The long-term stability of BESS is a notable advantage compared with traditional fusion surgeries. BESS minimizes the disruption to the paraspinal musculature, ligamentum flavum, and posterior bony structures, reducing the ASD risk, which is often associated with fusion-based approaches. Our findings demonstrate significant changes in sagittal translation (5.25±4.6 mm preoperatively versus 5.31±7.2 mm at the final follow-up,
p=0.78) over a median follow-up of 1,052 days, and align with existing literature. Choi et al. [
17,
20] and Ahn et al. [
18] have reported that preserving posterior structures through minimally invasive techniques such as BESS contributes to maintaining segmental stability while achieving adequate neural decompression. Furthermore, evidence from the studies by Eun et al. [
15] and Jitpakdee et al. [
7] supports the clinical utility of BESS in preventing instability, even in multilevel stenosis cases. These findings underline that BESS effectively alleviates symptoms in low-grade DLS without compromising spinal stability, making it a viable alternative to traditional fusion, particularly in older patients or those with physiologically compromised status. Further studies with larger cohorts and extended follow-ups are warranted to confirm these promising outcomes.

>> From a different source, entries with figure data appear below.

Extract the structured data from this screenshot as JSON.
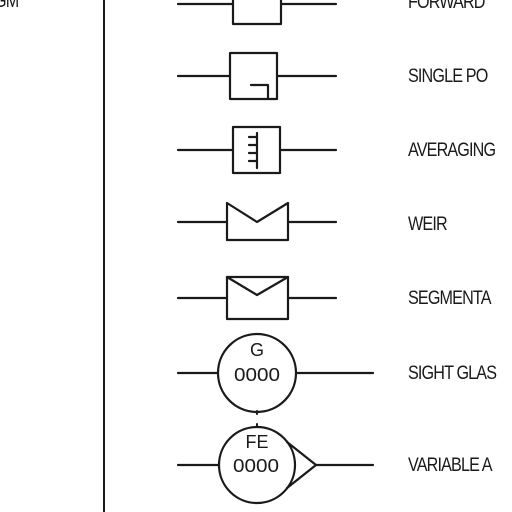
{
  "left_column_fragment": "GM",
  "symbols": [
    {
      "label": "FORWARD",
      "icon": "forward-flow-element-icon"
    },
    {
      "label": "SINGLE PO",
      "icon": "single-port-pitot-icon"
    },
    {
      "label": "AVERAGING",
      "icon": "averaging-pitot-icon"
    },
    {
      "label": "WEIR",
      "icon": "weir-icon"
    },
    {
      "label": "SEGMENTA",
      "icon": "segmental-wedge-icon"
    },
    {
      "label": "SIGHT GLAS",
      "icon": "sight-glass-icon",
      "tag_letters": "G",
      "tag_number": "0000"
    },
    {
      "label": "VARIABLE A",
      "icon": "variable-area-meter-icon",
      "tag_letters": "FE",
      "tag_number": "0000"
    }
  ],
  "colors": {
    "ink": "#1a1a1a",
    "background": "#ffffff"
  }
}
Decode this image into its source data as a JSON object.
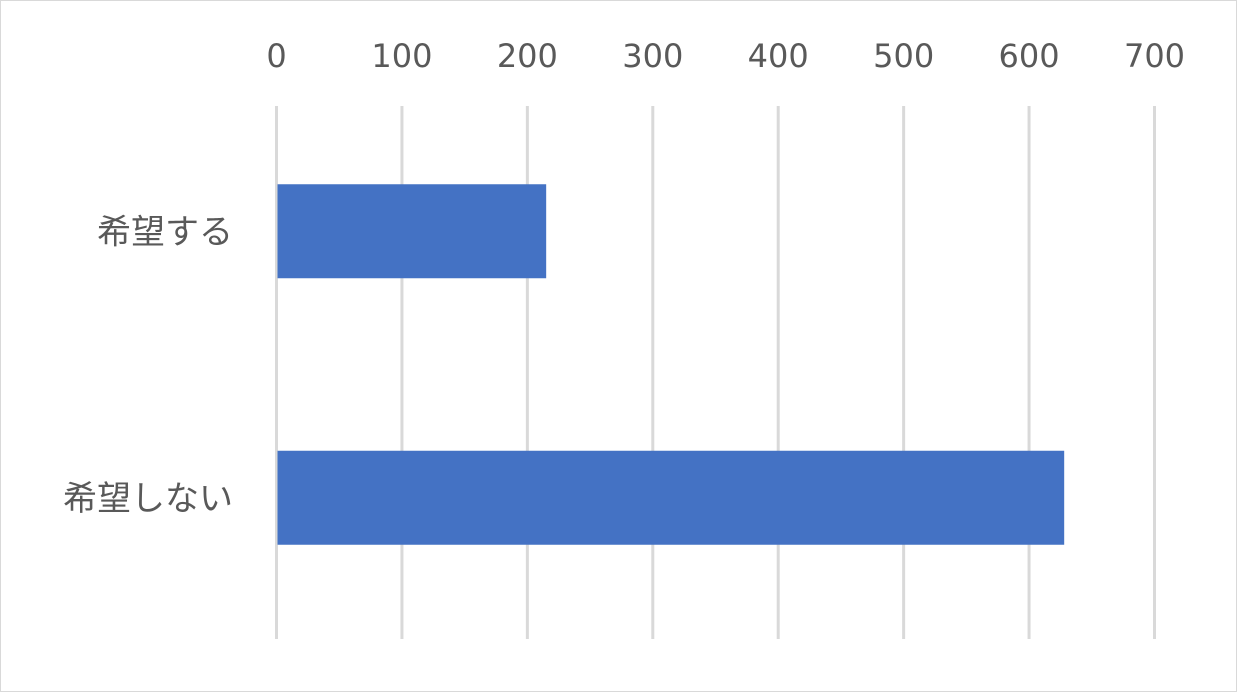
{
  "chart_data": {
    "type": "bar",
    "orientation": "horizontal",
    "categories": [
      "希望する",
      "希望しない"
    ],
    "values": [
      215,
      628
    ],
    "title": "",
    "xlabel": "",
    "ylabel": "",
    "xlim": [
      0,
      700
    ],
    "xticks": [
      0,
      100,
      200,
      300,
      400,
      500,
      600,
      700
    ],
    "x_axis_position": "top",
    "grid": true,
    "legend": "none",
    "colors": {
      "bar": "#4472C4",
      "grid": "#d9d9d9",
      "text": "#595959"
    }
  }
}
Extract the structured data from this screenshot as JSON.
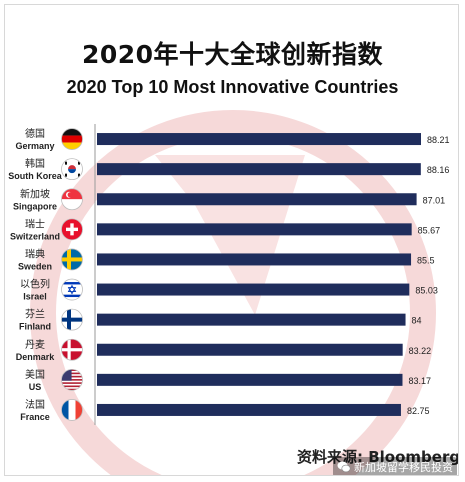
{
  "header": {
    "title_cn": "2020年十大全球创新指数",
    "title_en": "2020 Top 10 Most Innovative Countries"
  },
  "source_text": "资料来源: Bloomberg",
  "badge": {
    "text": "新加坡留学移民投资",
    "icon": "wechat-icon"
  },
  "colors": {
    "bar": "#1f2d5c",
    "watermark": "#f4cfcf"
  },
  "chart_data": {
    "type": "bar",
    "orientation": "horizontal",
    "title": "2020 Top 10 Most Innovative Countries",
    "categories": [
      {
        "cn": "德国",
        "en": "Germany",
        "flag": "germany-flag"
      },
      {
        "cn": "韩国",
        "en": "South Korea",
        "flag": "south-korea-flag"
      },
      {
        "cn": "新加坡",
        "en": "Singapore",
        "flag": "singapore-flag"
      },
      {
        "cn": "瑞士",
        "en": "Switzerland",
        "flag": "switzerland-flag"
      },
      {
        "cn": "瑞典",
        "en": "Sweden",
        "flag": "sweden-flag"
      },
      {
        "cn": "以色列",
        "en": "Israel",
        "flag": "israel-flag"
      },
      {
        "cn": "芬兰",
        "en": "Finland",
        "flag": "finland-flag"
      },
      {
        "cn": "丹麦",
        "en": "Denmark",
        "flag": "denmark-flag"
      },
      {
        "cn": "美国",
        "en": "US",
        "flag": "us-flag"
      },
      {
        "cn": "法国",
        "en": "France",
        "flag": "france-flag"
      }
    ],
    "values": [
      88.21,
      88.16,
      87.01,
      85.67,
      85.5,
      85.03,
      84,
      83.22,
      83.17,
      82.75
    ],
    "value_labels": [
      "88.21",
      "88.16",
      "87.01",
      "85.67",
      "85.5",
      "85.03",
      "84",
      "83.22",
      "83.17",
      "82.75"
    ],
    "xlim": [
      0,
      88.21
    ],
    "grid": false,
    "legend": "none"
  }
}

This study employed a retrospective study design and had a possibility of selection bias. The relatively single-center design may also limit the generalizability of our findings. Although our follow-up period was sufficiently long for medium-term outcomes, further studies with extended follow-up durations are needed to evaluate potential late-onset complications, such as delayed instability or recurrent stenosis. Finally, this study focused on patients with low-grade DLS; thus, the applicability of BESS in high-grade spondylolisthesis or multilevel stenosis warrants further investigation. BESS with ULBD is an effective, minimally invasive approach for managing low-grade DLS with central canal stenosis. The significant clinical improvements, combined with the preserved spinal stability and a low complication rate, highlight the potential of BESS as an alternative to more invasive fusion surgeries. Given the increasing interest in minimally invasive spine surgery, BESS offers a promising avenue for improving patient outcomes while minimizing the risks associated with conventional surgical interventions. Further studies, particularly prospective randomized controlled trials, are recommended to substantiate these findings and clarify the long-term role of BESS in treating degenerative lumbar pathologies.